La tecnologia degli scambiatori di calore
Il progetto iWays servirà a implementare un’altra tecnologia basata sugli scambiatori di calore (Heat pipe-based heat exchangers), noti come tubi di calore. “Essi sono adatti alle correnti di calore sporche o ricche di componenti acidi. Questi ultimi condensando possono rovinare gli scambiatori di calore tradizionali. In questo modo possiamo recuperare l’acqua e altre sostanze inquinanti”, spiega il professore Luca Montorsi.
Gli step successivi sono due: depurare il condensato dalle sostanze nocive, ottenendo così acqua pulita che potrà essere reimpiegata nei processi produttivi. E recuperare eventuali componenti acidi che possono essere venduti come prodotti industriali, per esempio, alle aziende chimiche. Verrà applicata ai tubi di calore una strumentazione, in fase di progettazione, per monitorare il taglio delle emissioni ottenuto grazie al processo di condensazione.

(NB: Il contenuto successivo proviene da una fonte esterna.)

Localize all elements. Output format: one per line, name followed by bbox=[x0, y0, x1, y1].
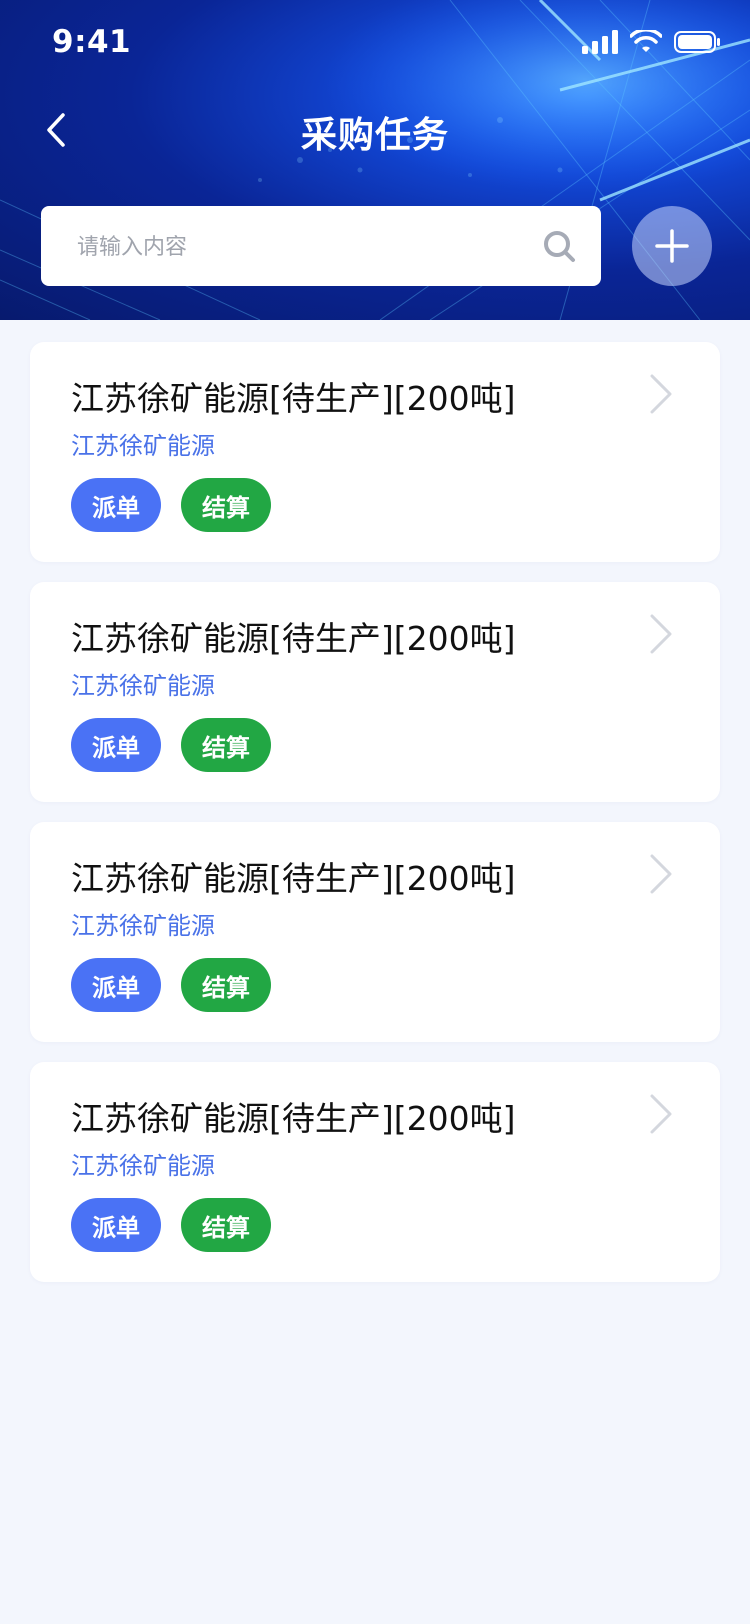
search-box bbox=[41, 206, 601, 288]
dispatch-button[interactable]: 派单 bbox=[71, 958, 161, 1012]
task-company: 江苏徐矿能源 bbox=[71, 912, 215, 940]
add-task-button[interactable] bbox=[632, 206, 712, 286]
task-title: 江苏徐矿能源[待生产][200吨] bbox=[71, 859, 516, 898]
search-icon[interactable] bbox=[541, 228, 577, 264]
signal-icon bbox=[582, 30, 618, 54]
task-list: 江苏徐矿能源[待生产][200吨] 江苏徐矿能源 派单 结算 江苏徐矿能源[待生… bbox=[30, 342, 720, 1302]
page-title: 采购任务 bbox=[300, 115, 449, 156]
dispatch-button[interactable]: 派单 bbox=[71, 1198, 161, 1252]
chevron-right-icon bbox=[650, 614, 672, 654]
status-time: 9:41 bbox=[52, 24, 132, 60]
task-card[interactable]: 江苏徐矿能源[待生产][200吨] 江苏徐矿能源 派单 结算 bbox=[30, 342, 720, 562]
settle-button[interactable]: 结算 bbox=[181, 478, 271, 532]
plus-icon bbox=[655, 229, 689, 263]
settle-button[interactable]: 结算 bbox=[181, 718, 271, 772]
wifi-icon bbox=[630, 30, 662, 52]
status-icons bbox=[582, 30, 720, 54]
task-company: 江苏徐矿能源 bbox=[71, 672, 215, 700]
header-banner: 9:41 采购任务 bbox=[0, 0, 750, 320]
chevron-right-icon bbox=[650, 1094, 672, 1134]
task-company: 江苏徐矿能源 bbox=[71, 1152, 215, 1180]
task-title: 江苏徐矿能源[待生产][200吨] bbox=[71, 619, 516, 658]
task-title: 江苏徐矿能源[待生产][200吨] bbox=[71, 379, 516, 418]
battery-icon bbox=[674, 31, 720, 53]
task-card[interactable]: 江苏徐矿能源[待生产][200吨] 江苏徐矿能源 派单 结算 bbox=[30, 582, 720, 802]
chevron-right-icon bbox=[650, 374, 672, 414]
chevron-right-icon bbox=[650, 854, 672, 894]
task-company: 江苏徐矿能源 bbox=[71, 432, 215, 460]
task-card[interactable]: 江苏徐矿能源[待生产][200吨] 江苏徐矿能源 派单 结算 bbox=[30, 1062, 720, 1282]
settle-button[interactable]: 结算 bbox=[181, 1198, 271, 1252]
search-input[interactable] bbox=[75, 206, 519, 288]
dispatch-button[interactable]: 派单 bbox=[71, 718, 161, 772]
settle-button[interactable]: 结算 bbox=[181, 958, 271, 1012]
task-title: 江苏徐矿能源[待生产][200吨] bbox=[71, 1099, 516, 1138]
task-card[interactable]: 江苏徐矿能源[待生产][200吨] 江苏徐矿能源 派单 结算 bbox=[30, 822, 720, 1042]
dispatch-button[interactable]: 派单 bbox=[71, 478, 161, 532]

Con il progetto iWays si stima un risparmio fino al 64% del consumo di acqua. Un beneficio importante, dal momento che le attività industriali in Europa utilizzano in media circa 243mila ettometri cubi di risorse idriche ogni anno. Secondo l’Agenzia europea per l’ambiente (Aea), circa 140mila ettometri cubi viene già restituita all’ambiente ma con impurità o inquinanti. Comprese sostanze chimiche nocive per gli ecosistemi e la salute umana.
I soggetti coinvolti
“Il progetto coinvolge tre settori industriali quello chimico, ceramico e la produzione dell’acciaio, dove il consumo di acqua è molto alto, così come quello di energia, e i quantitativi dei gas di scarto sono cospicui”, aggiunge il professor Montorsi.

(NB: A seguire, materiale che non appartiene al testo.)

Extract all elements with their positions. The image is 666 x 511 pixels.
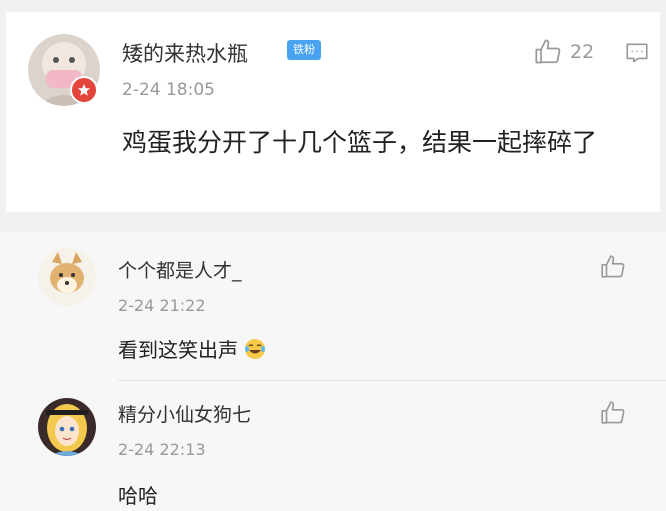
reply-user-name[interactable]: 精分小仙女狗七 [118,400,251,427]
replies-section: 个个都是人才_ 2-24 21:22 看到这笑出声 精分小仙女狗七 2-24 2… [0,232,666,511]
reply-user-avatar[interactable] [38,398,96,456]
reply-user-avatar[interactable] [38,248,96,306]
divider [118,380,666,381]
reply-like-button[interactable] [600,400,626,426]
reply-time: 2-24 22:13 [118,440,206,459]
reply-content: 哈哈 [118,484,158,508]
avatar-shiba-dog-icon [38,248,96,306]
reply-time: 2-24 21:22 [118,296,206,315]
laughing-tears-emoji-icon [245,339,266,359]
reply-user-name[interactable]: 个个都是人才_ [118,256,242,283]
avatar-alice-cartoon-icon [38,398,96,456]
reply-content: 看到这笑出声 [118,334,266,363]
main-comment-time: 2-24 18:05 [122,80,215,100]
main-comment-card: 矮的来热水瓶 铁粉 2-24 18:05 鸡蛋我分开了十几个篮子，结果一起摔碎了… [6,12,660,212]
thumbs-up-icon [535,39,561,64]
verified-badge-icon [70,76,98,104]
fan-badge: 铁粉 [287,40,321,60]
reply-item: 精分小仙女狗七 2-24 22:13 哈哈 [0,382,666,511]
main-comment-content: 鸡蛋我分开了十几个篮子，结果一起摔碎了 [122,128,598,157]
thumbs-up-icon [601,401,625,424]
thumbs-up-icon [601,255,625,278]
main-user-name[interactable]: 矮的来热水瓶 [122,38,248,68]
main-like-button[interactable]: 22 [534,38,594,66]
reply-text: 看到这笑出声 [118,338,238,362]
reply-button[interactable] [624,40,650,70]
main-like-count: 22 [570,41,595,63]
reply-like-button[interactable] [600,254,626,280]
reply-item: 个个都是人才_ 2-24 21:22 看到这笑出声 [0,232,666,382]
comment-icon [626,43,648,63]
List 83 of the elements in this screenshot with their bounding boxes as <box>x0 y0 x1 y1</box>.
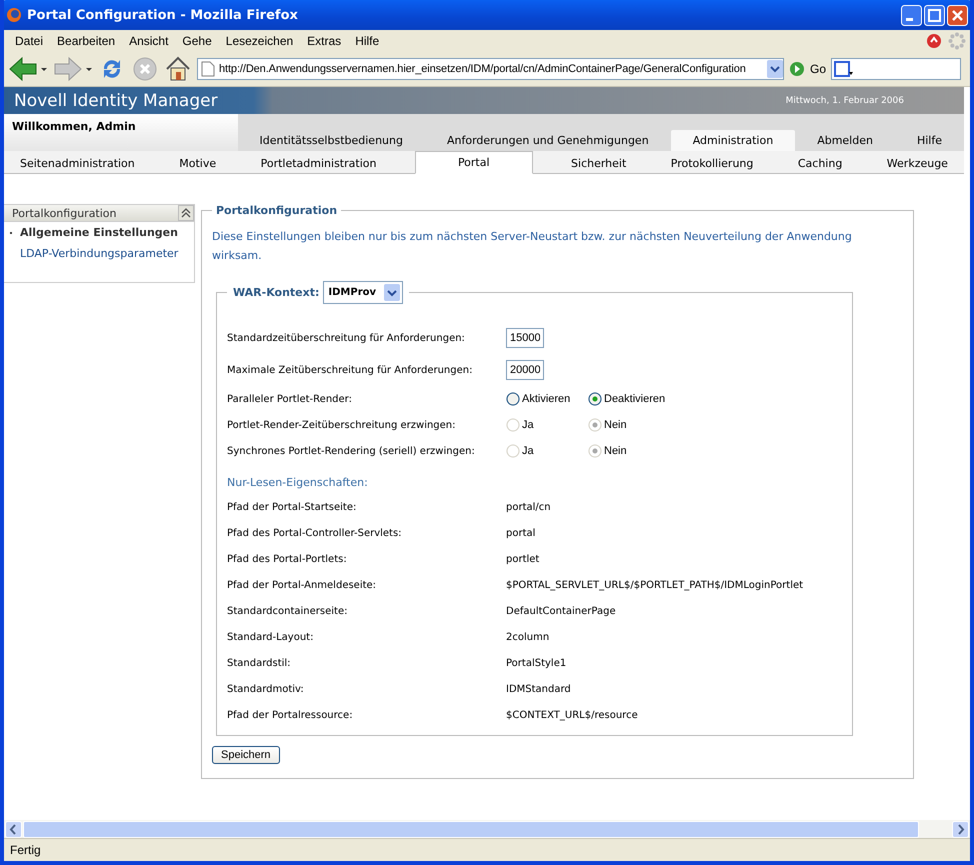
radio-label: Ja <box>522 419 534 431</box>
text-input[interactable]: 20000 <box>506 360 544 380</box>
go-button[interactable]: Go <box>810 62 826 76</box>
back-arrow-icon[interactable] <box>8 55 48 83</box>
menu-item[interactable]: Bearbeiten <box>50 34 122 48</box>
menu-item[interactable]: Lesezeichen <box>218 34 300 48</box>
sidebar-link[interactable]: Allgemeine Einstellungen <box>4 222 194 243</box>
home-icon[interactable] <box>164 55 192 83</box>
radio-button[interactable] <box>588 392 602 406</box>
property-label: Pfad des Portal-Portlets: <box>227 553 348 567</box>
property-label: Pfad des Portal-Controller-Servlets: <box>227 527 403 541</box>
property-label: Standard-Layout: <box>227 631 314 645</box>
property-value: DefaultContainerPage <box>506 605 617 619</box>
sub-tab[interactable]: Protokollierung <box>664 154 760 173</box>
minimize-button[interactable] <box>901 4 922 26</box>
text-input[interactable]: 15000 <box>506 328 544 348</box>
nav-tab[interactable]: Administration <box>670 130 796 151</box>
field-label: Maximale Zeitüberschreitung für Anforderungen: <box>227 364 474 376</box>
date-label: Mittwoch, 1. Februar 2006 <box>786 96 904 106</box>
field-label: Synchrones Portlet-Rendering (seriell) erzwingen: <box>227 446 476 456</box>
property-value: portal <box>506 527 536 541</box>
product-title: Novell Identity Manager <box>14 90 218 110</box>
property-value: $PORTAL_SERVLET_URL$/$PORTLET_PATH$/IDMLoginPortlet <box>506 579 804 593</box>
property-label: Standardstil: <box>227 657 292 671</box>
sub-tab[interactable]: Portletadministration <box>254 154 382 173</box>
property-value: portlet <box>506 553 540 567</box>
scroll-left-button[interactable] <box>5 820 22 838</box>
sidebar-title: Portalkonfiguration <box>12 206 116 220</box>
menu-item[interactable]: Extras <box>300 34 348 48</box>
collapse-icon[interactable] <box>178 205 194 221</box>
go-icon[interactable] <box>789 61 805 77</box>
section-heading: Nur-Lesen-Eigenschaften: <box>227 476 369 489</box>
address-field[interactable]: http://Den.Anwendungsservernamen.hier_einsetzen/IDM/portal/cn/AdminContainerPage/GeneralConfiguration <box>197 58 784 80</box>
property-value: portal/cn <box>506 501 552 515</box>
scroll-right-button[interactable] <box>952 820 969 838</box>
welcome-text: Willkommen, Admin <box>11 119 137 135</box>
property-value: $CONTEXT_URL$/resource <box>506 709 639 723</box>
radio-button[interactable] <box>506 392 520 406</box>
sub-tab[interactable]: Caching <box>792 154 848 173</box>
property-value: PortalStyle1 <box>506 657 568 671</box>
menu-item[interactable]: Datei <box>8 34 50 48</box>
context-select[interactable]: IDMProv <box>323 281 404 304</box>
alert-icon <box>926 33 942 49</box>
scrollbar-thumb[interactable] <box>23 820 919 838</box>
radio-label: Deaktivieren <box>604 393 666 405</box>
property-label: Pfad der Portal-Startseite: <box>227 501 358 515</box>
context-label: WAR-Kontext: <box>233 286 320 299</box>
save-button[interactable]: Speichern <box>212 746 280 764</box>
window-title: Portal Configuration - Mozilla Firefox <box>27 8 299 22</box>
field-label: Standardzeitüberschreitung für Anforderungen: <box>227 332 466 344</box>
sub-tab[interactable]: Portal <box>414 151 533 174</box>
close-button[interactable] <box>947 4 968 26</box>
radio-label: Nein <box>604 419 627 431</box>
radio-label: Nein <box>604 445 627 457</box>
field-label: Portlet-Render-Zeitüberschreitung erzwingen: <box>227 420 457 430</box>
notice-text: Diese Einstellungen bleiben nur bis zum nächsten Server-Neustart bzw. zur nächsten Neuverteilung der Anwendung wirksam. <box>212 229 853 264</box>
property-value: IDMStandard <box>506 683 572 697</box>
sub-tab[interactable]: Werkzeuge <box>880 154 954 173</box>
maximize-button[interactable] <box>924 4 945 26</box>
panel-title: Portalkonfiguration <box>215 204 338 217</box>
field-label: Paralleler Portlet-Render: <box>227 394 353 404</box>
property-label: Pfad der Portal-Anmeldeseite: <box>227 579 378 593</box>
search-field[interactable] <box>831 58 962 80</box>
menu-item[interactable]: Gehe <box>175 34 219 48</box>
menu-item[interactable]: Ansicht <box>122 34 176 48</box>
property-value: 2column <box>506 631 550 645</box>
radio-label: Ja <box>522 445 534 457</box>
nav-tab[interactable]: Hilfe <box>894 130 964 151</box>
page-icon <box>201 61 215 77</box>
property-label: Pfad der Portalressource: <box>227 709 354 723</box>
menu-item[interactable]: Hilfe <box>348 34 386 48</box>
property-label: Standardmotiv: <box>227 683 305 697</box>
radio-label: Aktivieren <box>522 393 570 405</box>
throbber-icon <box>948 32 966 50</box>
nav-tab[interactable]: Anforderungen und Genehmigungen <box>424 130 671 151</box>
nav-tab[interactable]: Identitätsselbstbedienung <box>238 130 425 151</box>
sub-tab[interactable]: Sicherheit <box>565 154 632 173</box>
property-label: Standardcontainerseite: <box>227 605 348 619</box>
status-text: Fertig <box>10 843 41 857</box>
nav-tab[interactable]: Abmelden <box>795 130 895 151</box>
sidebar-link[interactable]: LDAP-Verbindungsparameter <box>4 243 194 264</box>
sub-tab[interactable]: Motive <box>173 154 222 173</box>
sub-tab[interactable]: Seitenadministration <box>14 154 141 173</box>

Il progetto si sviluppa in quattro anni. I primi due sono cadenzati da tre fasi. S’inizia con lo studio dello stato dell’arte dei processi industriali dove applicare questa tecnologia. Segue un periodo di progettazione e di installazione dei prototipi e una parentesi dedicata alla cosiddetta commissioning della tecnologia. Dal terzo anno in poi si apre il monitoraggio dei dati per comprenderne l’impatto effettivo.

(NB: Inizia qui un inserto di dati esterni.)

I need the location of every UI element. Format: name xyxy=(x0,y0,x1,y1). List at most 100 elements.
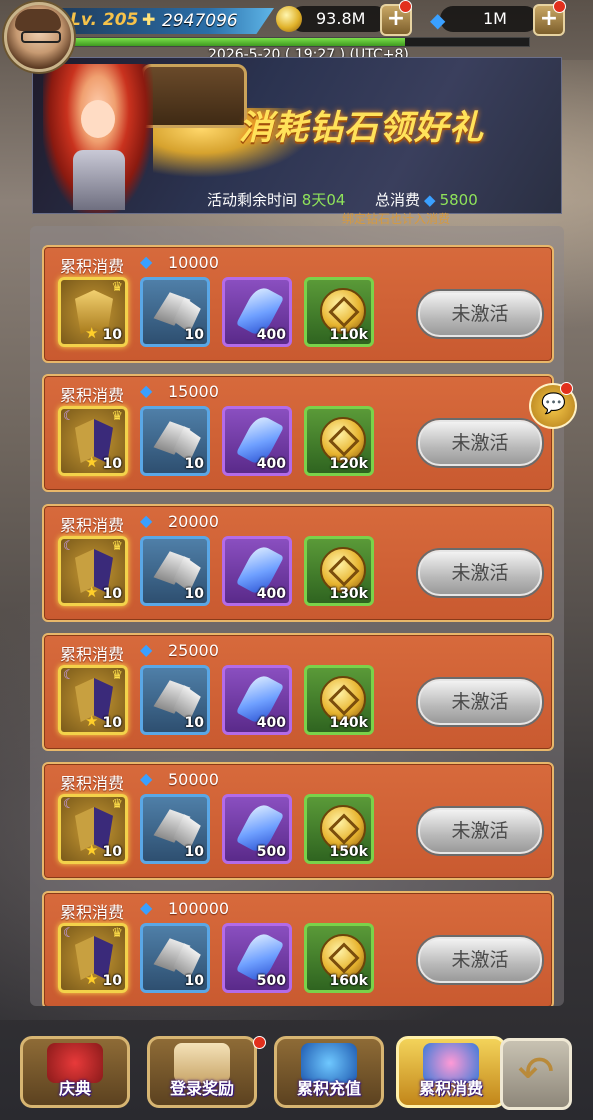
reward-tier-card: 累积消费 ◆ 20000 ☾ ♛ ★ 10 10 400 130k 未激活 xyxy=(42,504,554,622)
reward-emblem-item[interactable]: ☾ ♛ ★ 10 xyxy=(58,923,128,993)
crown-icon: ♛ xyxy=(111,280,123,295)
reward-coin-item[interactable]: 140k xyxy=(304,665,374,735)
item-count: 400 xyxy=(256,715,286,731)
total-spent: 总消费 ◆ 5800 xyxy=(375,189,478,210)
claim-button[interactable]: 未激活 xyxy=(418,808,542,854)
nav-label: 登录奖励 xyxy=(169,1079,234,1098)
diamond-icon: ◆ xyxy=(140,381,153,400)
back-arrow-icon: ↶ xyxy=(517,1047,555,1098)
reward-coin-item[interactable]: 110k xyxy=(304,277,374,347)
reward-crystal-item[interactable]: 400 xyxy=(222,277,292,347)
notification-dot xyxy=(399,0,412,13)
star-icon: ★ xyxy=(85,970,99,988)
claim-button[interactable]: 未激活 xyxy=(418,420,542,466)
reward-tier-card: 累积消费 ◆ 15000 ☾ ♛ ★ 10 10 400 120k 未激活 xyxy=(42,374,554,492)
treasure-chest-art xyxy=(141,64,247,128)
total-spent-label: 总消费 xyxy=(375,191,421,209)
crown-icon: ♛ xyxy=(111,668,123,683)
claim-button[interactable]: 未激活 xyxy=(418,291,542,337)
nav-celebration[interactable]: 庆典 xyxy=(20,1036,130,1108)
player-level: Lv. 205 xyxy=(70,10,139,30)
reward-shard-item[interactable]: 10 xyxy=(140,536,210,606)
bottom-nav: 庆典 登录奖励 累积充值 累积消费 ↶ xyxy=(0,1020,593,1120)
star-icon: ★ xyxy=(85,712,99,730)
moon-icon: ☾ xyxy=(63,797,75,812)
top-bar: Lv. 205 ✚ 2947096 93.8M + ◆ 1M + 2026-5-… xyxy=(0,0,593,72)
reward-emblem-item[interactable]: ☾ ♛ ★ 10 xyxy=(58,794,128,864)
combat-power: 2947096 xyxy=(162,11,238,31)
item-count: 400 xyxy=(256,586,286,602)
reward-tier-card: 累积消费 ◆ 100000 ☾ ♛ ★ 10 10 500 160k 未激活 xyxy=(42,891,554,1006)
avatar-hair xyxy=(15,9,61,31)
reward-crystal-item[interactable]: 500 xyxy=(222,923,292,993)
item-count: 400 xyxy=(256,327,286,343)
reward-emblem-item[interactable]: ♛ ★ 10 xyxy=(58,277,128,347)
hero-armor xyxy=(73,150,125,210)
tier-threshold: 25000 xyxy=(168,641,219,660)
diamond-icon: ◆ xyxy=(430,8,446,32)
crown-icon: ♛ xyxy=(111,797,123,812)
reward-crystal-item[interactable]: 400 xyxy=(222,536,292,606)
tier-threshold: 10000 xyxy=(168,253,219,272)
star-icon: ★ xyxy=(85,841,99,859)
nav-cumulative-recharge[interactable]: 累积充值 xyxy=(274,1036,384,1108)
item-count: 10 xyxy=(184,327,204,343)
player-avatar[interactable] xyxy=(4,2,74,72)
remaining-time-value: 8天04 xyxy=(301,191,346,209)
experience-fill xyxy=(71,38,406,46)
reward-shard-item[interactable]: 10 xyxy=(140,277,210,347)
reward-coin-item[interactable]: 120k xyxy=(304,406,374,476)
power-icon: ✚ xyxy=(142,10,156,29)
reward-crystal-item[interactable]: 400 xyxy=(222,406,292,476)
reward-shard-item[interactable]: 10 xyxy=(140,665,210,735)
item-count: 150k xyxy=(329,844,368,860)
notification-dot xyxy=(560,382,573,395)
reward-coin-item[interactable]: 130k xyxy=(304,536,374,606)
reward-emblem-item[interactable]: ☾ ♛ ★ 10 xyxy=(58,406,128,476)
diamond-icon: ◆ xyxy=(140,898,153,917)
reward-crystal-item[interactable]: 500 xyxy=(222,794,292,864)
hero-character-art xyxy=(43,64,153,213)
tier-label: 累积消费 xyxy=(60,774,125,793)
tier-threshold: 15000 xyxy=(168,382,219,401)
chat-bubble-icon: 💬 xyxy=(541,391,566,415)
item-count: 500 xyxy=(256,973,286,989)
tier-label: 累积消费 xyxy=(60,257,125,276)
reward-coin-item[interactable]: 160k xyxy=(304,923,374,993)
reward-tier-list[interactable]: 累积消费 ◆ 10000 ♛ ★ 10 10 400 110k 未激活 累积消费 ◆… xyxy=(30,226,564,1006)
tier-label: 累积消费 xyxy=(60,386,125,405)
claim-button[interactable]: 未激活 xyxy=(418,679,542,725)
reward-emblem-item[interactable]: ☾ ♛ ★ 10 xyxy=(58,536,128,606)
crown-icon: ♛ xyxy=(111,926,123,941)
moon-icon: ☾ xyxy=(63,926,75,941)
reward-shard-item[interactable]: 10 xyxy=(140,406,210,476)
claim-button[interactable]: 未激活 xyxy=(418,937,542,983)
event-banner: 消耗钻石领好礼 活动剩余时间 8天04 总消费 ◆ 5800 xyxy=(32,57,562,214)
reward-emblem-item[interactable]: ☾ ♛ ★ 10 xyxy=(58,665,128,735)
tier-label: 累积消费 xyxy=(60,516,125,535)
reward-coin-item[interactable]: 150k xyxy=(304,794,374,864)
tier-threshold: 100000 xyxy=(168,899,230,918)
tier-threshold: 20000 xyxy=(168,512,219,531)
item-count: 10 xyxy=(102,844,122,860)
diamond-icon: ◆ xyxy=(140,640,153,659)
reward-crystal-item[interactable]: 400 xyxy=(222,665,292,735)
item-count: 10 xyxy=(184,844,204,860)
item-count: 110k xyxy=(329,327,368,343)
diamond-icon: ◆ xyxy=(140,769,153,788)
item-count: 500 xyxy=(256,844,286,860)
item-count: 10 xyxy=(102,715,122,731)
reward-shard-item[interactable]: 10 xyxy=(140,794,210,864)
item-count: 160k xyxy=(329,973,368,989)
nav-login-reward[interactable]: 登录奖励 xyxy=(147,1036,257,1108)
claim-button[interactable]: 未激活 xyxy=(418,550,542,596)
reward-shard-item[interactable]: 10 xyxy=(140,923,210,993)
reward-tier-card: 累积消费 ◆ 25000 ☾ ♛ ★ 10 10 400 140k 未激活 xyxy=(42,633,554,751)
nav-cumulative-spend[interactable]: 累积消费 xyxy=(396,1036,506,1108)
remaining-time-label: 活动剩余时间 xyxy=(207,191,298,209)
diamond-amount: 1M xyxy=(483,9,507,28)
back-button[interactable]: ↶ xyxy=(500,1038,572,1110)
bound-diamond-note: 绑定钻石也计入消费 xyxy=(342,212,451,226)
tier-threshold: 50000 xyxy=(168,770,219,789)
total-spent-value: 5800 xyxy=(439,191,478,209)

Oltre alle risorse europee, iWays si avvale di 19 partner di cui nove istituti di ricerca e università e sei medie e piccole imprese che hanno deciso di investire nel progetto. I partner privati sono imprese specializzate nel trattamento delle acque anche con metodi sperimentali come la fotocatalisi. “Partecipa infine anche il Consorzio Water Europe impegnato nell’uso intelligente dell’acqua e in particolare nel mondo dell’industria”, continua il coordinatore. “Abbiamo come obiettivo di rientrare nell’investimento entro tre anni dalla consegna del progetto nel 2024”. Il costo si aggirerà sui 12 milioni di euro, di cui 10 milioni erogati dall’Unione europea.